How many poor people has she seen on the road who have nothing to wear but rags, and sometimes not even that?

Like the peasant girl beside her, who doesn’t have any shoes to protect her feet from the cold and all the sharp, cruel things on the road.

It’s a miracle that the two of them are unharmed, at least for now.

What if the soldiers find them?

If they find them, they…

If they find them…

She works her free hand—the peasant girl still has a firm hold of the other—underneath the collar of her dress until she reaches her rosary.

Ave Maria, gratia plena, Dominus tecum, she prays, clutching wooden beads with such strength she knows her fingers will come away with little red dents.

There’s no dousing the inferno of fear inside of her; she learned that when she and her sisters stayed in the castle of Eichst?tt whilst it was under siege by the enemy.

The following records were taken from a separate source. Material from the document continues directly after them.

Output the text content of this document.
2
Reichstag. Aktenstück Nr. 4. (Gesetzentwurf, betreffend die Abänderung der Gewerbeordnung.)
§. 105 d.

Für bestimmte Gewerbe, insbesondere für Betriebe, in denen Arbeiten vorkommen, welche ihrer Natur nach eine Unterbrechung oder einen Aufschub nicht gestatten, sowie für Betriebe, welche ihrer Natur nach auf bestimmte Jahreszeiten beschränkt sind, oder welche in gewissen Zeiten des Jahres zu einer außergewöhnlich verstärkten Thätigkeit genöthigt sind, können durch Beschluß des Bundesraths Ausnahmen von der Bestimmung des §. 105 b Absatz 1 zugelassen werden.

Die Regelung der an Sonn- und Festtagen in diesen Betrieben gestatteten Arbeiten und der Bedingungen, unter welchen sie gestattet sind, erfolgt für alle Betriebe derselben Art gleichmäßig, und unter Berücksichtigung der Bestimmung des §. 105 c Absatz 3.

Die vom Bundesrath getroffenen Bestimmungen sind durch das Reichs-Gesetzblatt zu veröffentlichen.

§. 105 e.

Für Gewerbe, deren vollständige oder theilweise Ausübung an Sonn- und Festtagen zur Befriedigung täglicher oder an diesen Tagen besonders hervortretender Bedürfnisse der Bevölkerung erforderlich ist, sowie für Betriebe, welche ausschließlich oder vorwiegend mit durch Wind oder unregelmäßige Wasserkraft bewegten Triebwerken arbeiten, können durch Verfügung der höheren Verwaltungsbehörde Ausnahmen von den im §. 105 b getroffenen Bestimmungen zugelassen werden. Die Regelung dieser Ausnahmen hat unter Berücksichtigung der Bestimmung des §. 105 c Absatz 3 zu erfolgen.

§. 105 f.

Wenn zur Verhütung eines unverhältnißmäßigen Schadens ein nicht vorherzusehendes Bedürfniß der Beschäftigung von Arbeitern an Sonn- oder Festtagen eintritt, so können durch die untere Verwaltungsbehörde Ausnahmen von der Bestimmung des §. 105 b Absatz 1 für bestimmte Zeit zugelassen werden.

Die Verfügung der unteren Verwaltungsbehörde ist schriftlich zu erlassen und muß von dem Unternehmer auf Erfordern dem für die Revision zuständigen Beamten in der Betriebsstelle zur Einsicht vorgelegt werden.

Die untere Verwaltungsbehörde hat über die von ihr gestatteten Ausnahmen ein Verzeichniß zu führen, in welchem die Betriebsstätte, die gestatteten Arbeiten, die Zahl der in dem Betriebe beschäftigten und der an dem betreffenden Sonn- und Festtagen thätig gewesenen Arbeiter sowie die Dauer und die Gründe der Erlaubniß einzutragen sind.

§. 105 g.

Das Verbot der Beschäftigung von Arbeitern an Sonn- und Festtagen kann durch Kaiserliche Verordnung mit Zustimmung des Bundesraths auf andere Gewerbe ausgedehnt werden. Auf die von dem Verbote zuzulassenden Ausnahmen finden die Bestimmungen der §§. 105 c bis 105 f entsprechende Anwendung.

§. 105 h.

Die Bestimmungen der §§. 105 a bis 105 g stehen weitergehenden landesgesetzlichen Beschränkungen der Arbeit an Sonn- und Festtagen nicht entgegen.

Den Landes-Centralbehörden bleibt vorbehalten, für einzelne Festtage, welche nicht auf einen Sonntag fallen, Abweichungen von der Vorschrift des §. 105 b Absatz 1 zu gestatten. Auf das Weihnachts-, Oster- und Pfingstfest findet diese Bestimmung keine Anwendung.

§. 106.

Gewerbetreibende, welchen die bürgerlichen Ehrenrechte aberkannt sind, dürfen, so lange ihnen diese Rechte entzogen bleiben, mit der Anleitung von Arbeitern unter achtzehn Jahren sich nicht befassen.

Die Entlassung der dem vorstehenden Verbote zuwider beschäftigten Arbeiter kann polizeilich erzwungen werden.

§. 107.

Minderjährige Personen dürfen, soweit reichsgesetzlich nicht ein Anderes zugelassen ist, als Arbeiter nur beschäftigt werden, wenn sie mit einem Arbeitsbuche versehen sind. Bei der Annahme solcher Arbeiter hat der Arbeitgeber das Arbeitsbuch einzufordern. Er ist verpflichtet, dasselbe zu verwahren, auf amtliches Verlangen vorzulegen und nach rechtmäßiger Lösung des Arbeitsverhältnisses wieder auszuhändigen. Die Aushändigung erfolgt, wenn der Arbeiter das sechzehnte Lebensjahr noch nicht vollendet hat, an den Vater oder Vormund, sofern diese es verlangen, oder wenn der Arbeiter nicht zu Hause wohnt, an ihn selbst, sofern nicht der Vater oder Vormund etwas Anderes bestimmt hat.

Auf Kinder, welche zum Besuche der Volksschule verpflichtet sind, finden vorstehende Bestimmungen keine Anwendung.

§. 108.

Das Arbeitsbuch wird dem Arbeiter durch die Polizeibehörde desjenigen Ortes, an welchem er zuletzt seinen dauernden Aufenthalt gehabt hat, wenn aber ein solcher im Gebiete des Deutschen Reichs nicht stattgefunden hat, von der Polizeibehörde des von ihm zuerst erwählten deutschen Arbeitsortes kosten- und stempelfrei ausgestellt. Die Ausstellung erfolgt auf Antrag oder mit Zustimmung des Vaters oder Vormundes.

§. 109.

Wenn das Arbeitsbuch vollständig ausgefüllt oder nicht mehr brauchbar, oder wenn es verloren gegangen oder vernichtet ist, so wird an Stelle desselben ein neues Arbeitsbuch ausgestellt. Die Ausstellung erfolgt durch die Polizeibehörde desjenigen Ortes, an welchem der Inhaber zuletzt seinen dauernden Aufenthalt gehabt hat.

The shooting went on for two weeks. But though prayer can’t kill the fear completely, it makes it more manageable, and so she prays and prays until the cramp in her legs makes it impossible.

She sits down on the moss, wincing at its dampness, then gingerly stretches out her legs.

Her right knee throbs and burns. No doubt that soldier has badly bruised it, even though her knees have been hardened, calloused, even, by years of kneeling in prayer.

It’ll probably be black and blue tomorrow, but she doesn’t think she has damaged it beyond healing.

Her throat, too, hurts abominably and will likely be sore for days to come, but surely that won’t have any lasting effects, either?

If only Sister Junius was here! She would know. As their infirmarian, she tends to all their ailments. But Sister Junius chose to stay behind at the convent when they were ordered to flee, together with the handful of sisters too old or too sick to leave.

As Sister Ursula should have done, and would have done, if she weren’t a coward.

The peasant girl is still clutching her hand; the other is balled into a fist. Sister Ursula strokes her fingers gently to get her to let go.